Cultura e Spettacoli

"La grande invenzione è stata fare cultura aggredendo la realtà"

Il massmediologo: "Spiazzò tutti e diede finalmente un'identità alla rete"

"La grande invenzione è stata fare cultura aggredendo la realtà"

Giorgio Simonelli, docente di Teoria dei media all'Università Cattolica di Milano, critico e opinionista televisivo - e sterminata bibliografia sui temi della comunicazione cinematografica e radiotelevisiva -è fra i massimi esperti di storia della televisione. E l'era Guglielmi, a cavallo fra anni '80 e '90, se la ricorda bene.

Professore, cosa ha rappresentato Angelo Guglielmi per la televisione italiana?

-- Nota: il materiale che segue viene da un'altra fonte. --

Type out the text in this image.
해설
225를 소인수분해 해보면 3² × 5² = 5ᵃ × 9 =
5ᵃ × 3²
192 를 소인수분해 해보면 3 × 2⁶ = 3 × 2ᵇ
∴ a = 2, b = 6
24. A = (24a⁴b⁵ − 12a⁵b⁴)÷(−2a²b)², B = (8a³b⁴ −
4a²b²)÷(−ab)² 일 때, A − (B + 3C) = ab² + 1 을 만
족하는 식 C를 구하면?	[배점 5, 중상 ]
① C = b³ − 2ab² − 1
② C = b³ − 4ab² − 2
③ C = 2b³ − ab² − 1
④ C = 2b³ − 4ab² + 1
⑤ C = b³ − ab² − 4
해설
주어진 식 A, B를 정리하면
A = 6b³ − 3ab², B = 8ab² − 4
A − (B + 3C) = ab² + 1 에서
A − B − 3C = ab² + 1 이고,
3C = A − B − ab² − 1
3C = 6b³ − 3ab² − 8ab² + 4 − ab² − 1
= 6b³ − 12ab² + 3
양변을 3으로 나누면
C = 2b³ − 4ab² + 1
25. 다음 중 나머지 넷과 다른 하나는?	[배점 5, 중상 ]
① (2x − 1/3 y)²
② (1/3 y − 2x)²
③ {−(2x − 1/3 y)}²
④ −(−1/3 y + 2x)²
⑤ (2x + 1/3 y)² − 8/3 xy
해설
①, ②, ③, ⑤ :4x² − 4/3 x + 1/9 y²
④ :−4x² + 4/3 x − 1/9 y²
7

«Un paradosso incredibile. Lui è l'uomo cui viene affidata Raitre, la rete culturale, in quanto scrittore e critico letterario. Ma quello che fa è cambiare completamente l'idea di cultura televisiva. Quando fu nominato, tutti pensavano che Raitre sarebbe stata una rete culturale in senso stretto, cioè una televisione in cui la cultura è mediata dalla letteratura, la storia, la scienza, il cinema, il teatro Invece lui fa tutt'altro: inventa una aggressione diretta alla realtà, senza mediazioni culturali tradizionali: lui fa cultura con Telefono giallo o Un giorno in Pretura, aggredendo la realtà, e facendolo da intellettuale».

Quale fu l'effetto?

«Spiazzante per tutti coloro che si aspettavano che avrebbe seguito la linea tradizionale. Il pubblico ci mise un po' a capire cosa stava accadendo, ma poi accettò con entusiasmo la novità, anche perché poi Guglielmi seppe introdurre una certa leggerezza, aggiunse un côté comico, pensiamo a un programma come La TV delle ragazze... Insomma fu un effetto quasi straniante. È che cambiarono tutti i parametri televisivi. E poi Guglielmi soprattutto s'inventò una rete: nel senso che diede una identità a Raitre dopo che tanti prima di lui non erano riusciti. Fallita l'idea della rete decentrata, fallita quella della rete culturale tradizionalmente intesa, lui diede a Rai3 un'identità d'avanguardia. Conquistando anche i giovani, cosa non facile».

Cosa abbiamo mantenuto e cosa perso della sua eredità?

«Abbiamo perso moltissimo, a partire dalla voglia di scommettere, perché la sua fu prima di tutto una grande scommessa. Oggi in televisione manca il coraggio di inventare una linea e di tenerle fede. Non si sperimenta nulla, prevale la prudenza, c'è la paura di buttare via soldi, non si rischia più.

E poi abbiamo perso l'idea-chiave di Guglielmi della tele-realtà, che non significa reality i reality sono una fregatura ma una televisione che vive della realtà usando in una maniera nuova, originale, il linguaggio televisivo».